Ascenso A la noche pasearíamos por la ciudad y comeríamos unas muy buenas empanadas. El día siguiente seguiríamos con el menú gourmet con unos pollos a la parrilla y la infaltable ensalada para la integrante vegetariana. Luego continuaríamos con mucha pileta (este camping posee una de las más grandes que el ojo humano pueda observar), truco y mates. A la nochecita, de vuelta al centro, donde averiguaríamos pasajes para Cachi o San Antonio de los Cobres; aunque terminaríamos por no decidirnos por estos destinos y trataríamos de llegar a Purmamarca mañana. Después visitaríamos el Museo de Arqueología de Alta Montaña (MAAM) y volveríamos al camping.
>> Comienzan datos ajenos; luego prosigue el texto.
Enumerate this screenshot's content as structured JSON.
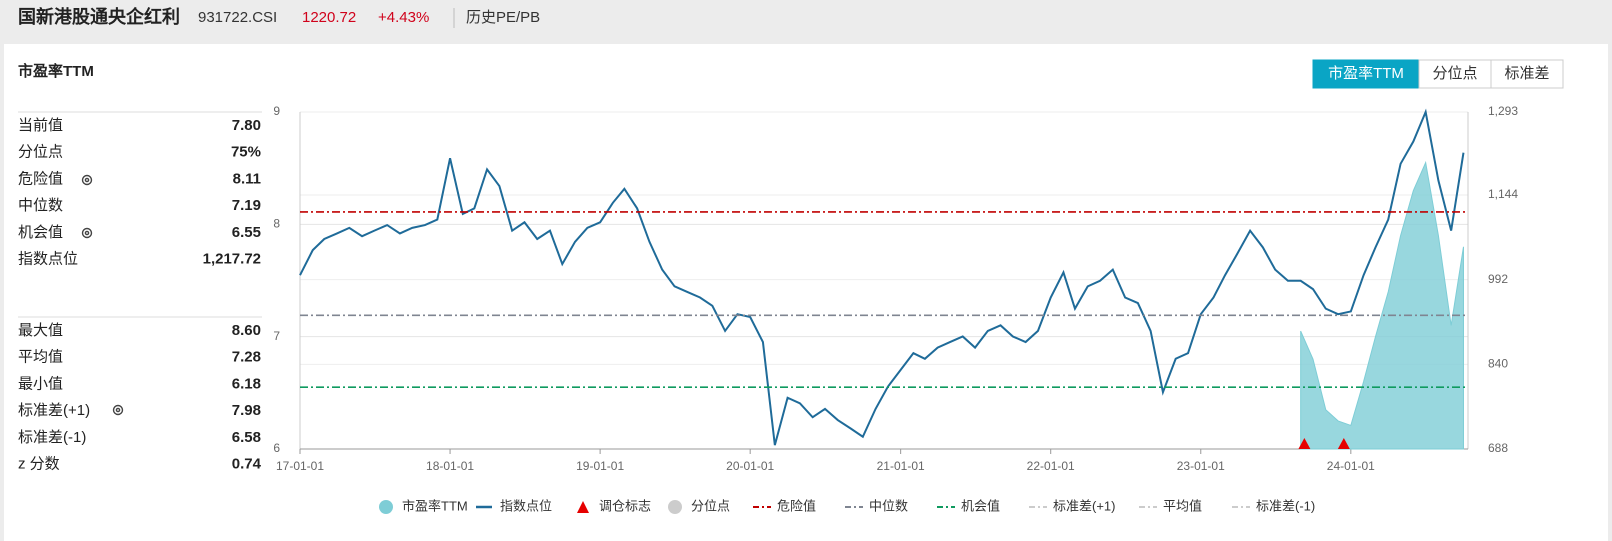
{
  "header": {
    "title": "国新港股通央企红利",
    "code": "931722.CSI",
    "price": "1220.72",
    "change": "+4.43%",
    "link": "历史PE/PB"
  },
  "panel_title": "市盈率TTM",
  "tabs": [
    "市盈率TTM",
    "分位点",
    "标准差"
  ],
  "stats": [
    [
      {
        "label": "当前值",
        "value": "7.80"
      },
      {
        "label": "分位点",
        "value": "75%"
      },
      {
        "label": "危险值",
        "value": "8.11"
      },
      {
        "label": "中位数",
        "value": "7.19"
      },
      {
        "label": "机会值",
        "value": "6.55"
      },
      {
        "label": "指数点位",
        "value": "1,217.72"
      }
    ],
    [
      {
        "label": "最大值",
        "value": "8.60"
      },
      {
        "label": "平均值",
        "value": "7.28"
      },
      {
        "label": "最小值",
        "value": "6.18"
      },
      {
        "label": "标准差(+1)",
        "value": "7.98"
      },
      {
        "label": "标准差(-1)",
        "value": "6.58"
      },
      {
        "label": "z 分数",
        "value": "0.74"
      }
    ]
  ],
  "chart_data": {
    "type": "line",
    "x": [
      "17-01-01",
      "17-02-01",
      "17-03-01",
      "17-04-01",
      "17-05-01",
      "17-06-01",
      "17-07-01",
      "17-08-01",
      "17-09-01",
      "17-10-01",
      "17-11-01",
      "17-12-01",
      "18-01-01",
      "18-02-01",
      "18-03-01",
      "18-04-01",
      "18-05-01",
      "18-06-01",
      "18-07-01",
      "18-08-01",
      "18-09-01",
      "18-10-01",
      "18-11-01",
      "18-12-01",
      "19-01-01",
      "19-02-01",
      "19-03-01",
      "19-04-01",
      "19-05-01",
      "19-06-01",
      "19-07-01",
      "19-08-01",
      "19-09-01",
      "19-10-01",
      "19-11-01",
      "19-12-01",
      "20-01-01",
      "20-02-01",
      "20-03-01",
      "20-04-01",
      "20-05-01",
      "20-06-01",
      "20-07-01",
      "20-08-01",
      "20-09-01",
      "20-10-01",
      "20-11-01",
      "20-12-01",
      "21-01-01",
      "21-02-01",
      "21-03-01",
      "21-04-01",
      "21-05-01",
      "21-06-01",
      "21-07-01",
      "21-08-01",
      "21-09-01",
      "21-10-01",
      "21-11-01",
      "21-12-01",
      "22-01-01",
      "22-02-01",
      "22-03-01",
      "22-04-01",
      "22-05-01",
      "22-06-01",
      "22-07-01",
      "22-08-01",
      "22-09-01",
      "22-10-01",
      "22-11-01",
      "22-12-01",
      "23-01-01",
      "23-02-01",
      "23-03-01",
      "23-04-01",
      "23-05-01",
      "23-06-01",
      "23-07-01",
      "23-08-01",
      "23-09-01",
      "23-10-01",
      "23-11-01",
      "23-12-01",
      "24-01-01",
      "24-02-01",
      "24-03-01",
      "24-04-01",
      "24-05-01",
      "24-06-01",
      "24-07-01",
      "24-08-01",
      "24-09-01",
      "24-10-01"
    ],
    "xlim": [
      "17-01-01",
      "24-10-12"
    ],
    "xticks": [
      "17-01-01",
      "18-01-01",
      "19-01-01",
      "20-01-01",
      "21-01-01",
      "22-01-01",
      "23-01-01",
      "24-01-01"
    ],
    "ylim": [
      6,
      9
    ],
    "yticks": [
      6,
      7,
      8,
      9
    ],
    "y2lim": [
      688,
      1293
    ],
    "y2ticks": [
      688,
      840,
      992,
      {
        "value": 1144,
        "label": "1,144"
      },
      {
        "value": 1293,
        "label": "1,293"
      }
    ],
    "grid": true,
    "series": [
      {
        "name": "市盈率TTM",
        "type": "area",
        "color": "#7ecdd6",
        "values": [
          null,
          null,
          null,
          null,
          null,
          null,
          null,
          null,
          null,
          null,
          null,
          null,
          null,
          null,
          null,
          null,
          null,
          null,
          null,
          null,
          null,
          null,
          null,
          null,
          null,
          null,
          null,
          null,
          null,
          null,
          null,
          null,
          null,
          null,
          null,
          null,
          null,
          null,
          null,
          null,
          null,
          null,
          null,
          null,
          null,
          null,
          null,
          null,
          null,
          null,
          null,
          null,
          null,
          null,
          null,
          null,
          null,
          null,
          null,
          null,
          null,
          null,
          null,
          null,
          null,
          null,
          null,
          null,
          null,
          null,
          null,
          null,
          null,
          null,
          null,
          null,
          null,
          null,
          null,
          null,
          7.05,
          6.8,
          6.35,
          6.25,
          6.21,
          6.6,
          7.0,
          7.4,
          7.9,
          8.3,
          8.55,
          7.9,
          7.1,
          7.8
        ]
      },
      {
        "name": "指数点位",
        "type": "line",
        "axis": "y2",
        "color": "#1f6b99",
        "values": [
          1000,
          1045,
          1065,
          1075,
          1085,
          1070,
          1080,
          1090,
          1075,
          1085,
          1090,
          1100,
          1210,
          1110,
          1120,
          1190,
          1160,
          1080,
          1095,
          1065,
          1080,
          1020,
          1060,
          1085,
          1095,
          1130,
          1155,
          1120,
          1060,
          1010,
          980,
          970,
          960,
          945,
          900,
          930,
          925,
          880,
          695,
          780,
          770,
          745,
          760,
          740,
          725,
          710,
          760,
          800,
          830,
          860,
          850,
          870,
          880,
          890,
          870,
          900,
          910,
          890,
          880,
          900,
          960,
          1005,
          940,
          980,
          990,
          1010,
          960,
          950,
          900,
          790,
          850,
          860,
          930,
          960,
          1000,
          1040,
          1080,
          1050,
          1010,
          990,
          990,
          975,
          940,
          930,
          935,
          1000,
          1050,
          1100,
          1200,
          1240,
          1293,
          1170,
          1080,
          1220
        ]
      },
      {
        "name": "调仓标志",
        "type": "marker",
        "color": "#e60000",
        "x": [
          "23-09-10",
          "23-12-15"
        ]
      },
      {
        "name": "分位点",
        "type": "dot",
        "color": "#cccccc",
        "visible": false
      },
      {
        "name": "危险值",
        "type": "hline",
        "color": "#c00000",
        "value": 8.11
      },
      {
        "name": "中位数",
        "type": "hline",
        "color": "#7f8591",
        "value": 7.19
      },
      {
        "name": "机会值",
        "type": "hline",
        "color": "#0f9a5f",
        "value": 6.55
      },
      {
        "name": "标准差(+1)",
        "type": "hline",
        "color": "#cccccc",
        "visible": false
      },
      {
        "name": "平均值",
        "type": "hline",
        "color": "#cccccc",
        "visible": false
      },
      {
        "name": "标准差(-1)",
        "type": "hline",
        "color": "#cccccc",
        "visible": false
      }
    ]
  }
}
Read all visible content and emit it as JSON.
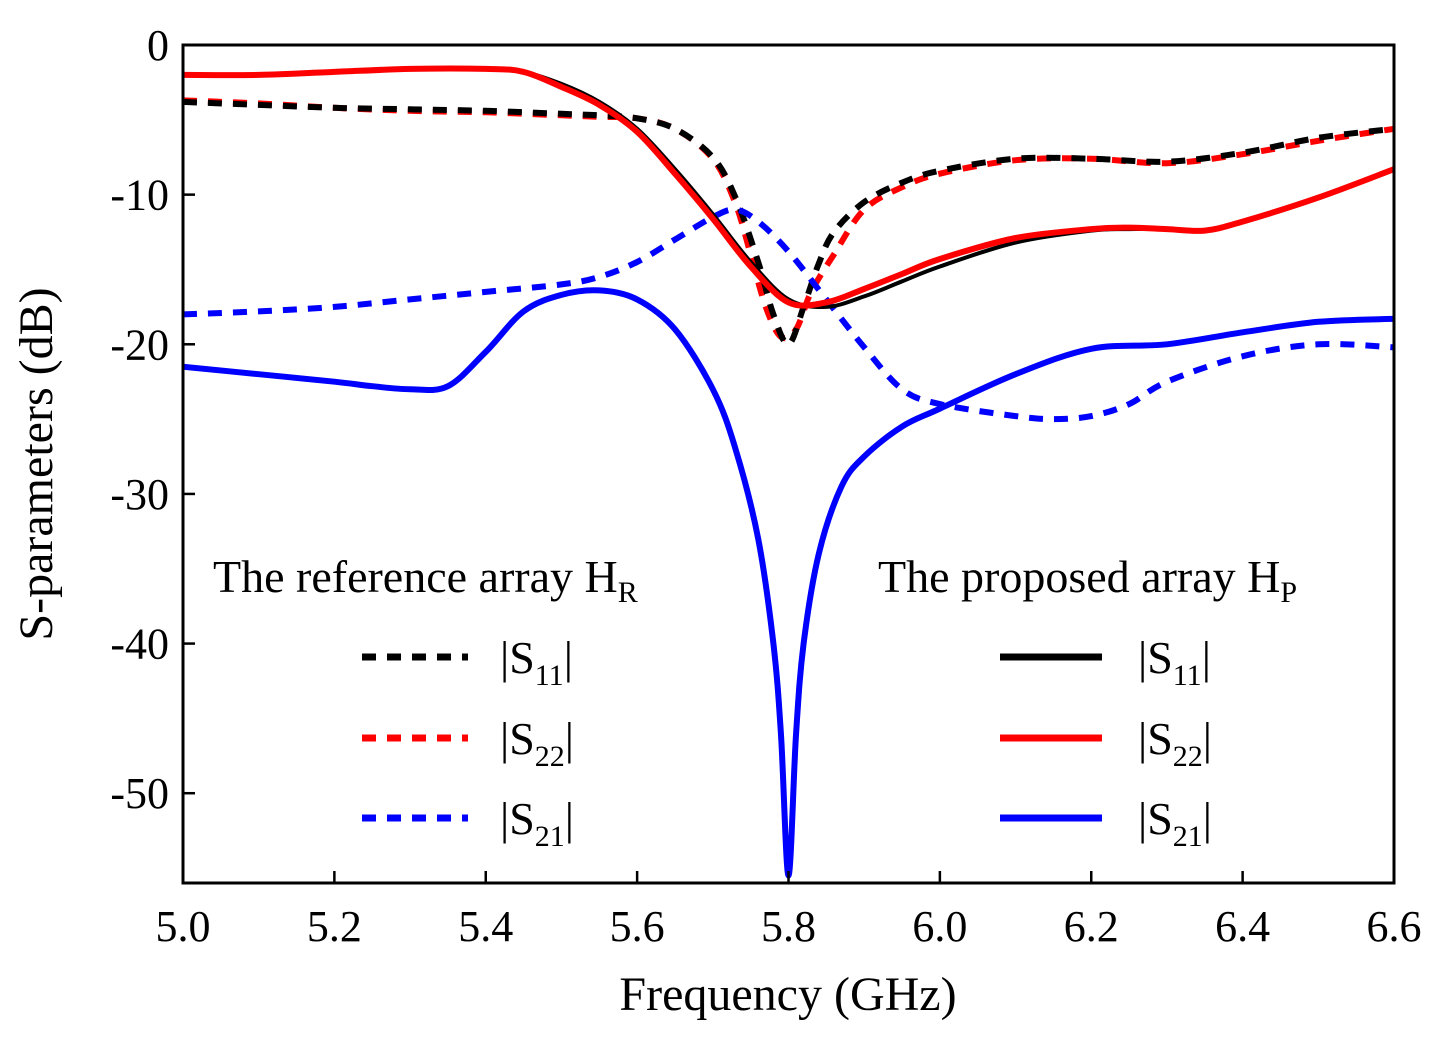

Tardamos un poco en desalojar el camping, pero salimos y nos dirigimos hacia la terminal; la lluvia obviamente nos seguía. Dejaríamos el dedo esta vez, un micro nos acercaría hasta San Salvador de Jujuy. Allí algunos realizarían un pequeño reconocimiento de la ciudad, mientras que otros buscaríamos la mejor forma de llegar a Purmamarca o a Yala. Finalmente nos inclinamos por este pueblito a apenas 14 kilómetros, donde llegaríamos con un colectivo de línea. El camping “El Refugio” nos albergaría. Este lugar para mi también significaba el regreso a las huellas de otros años. Aquí comenzábamos el ascenso.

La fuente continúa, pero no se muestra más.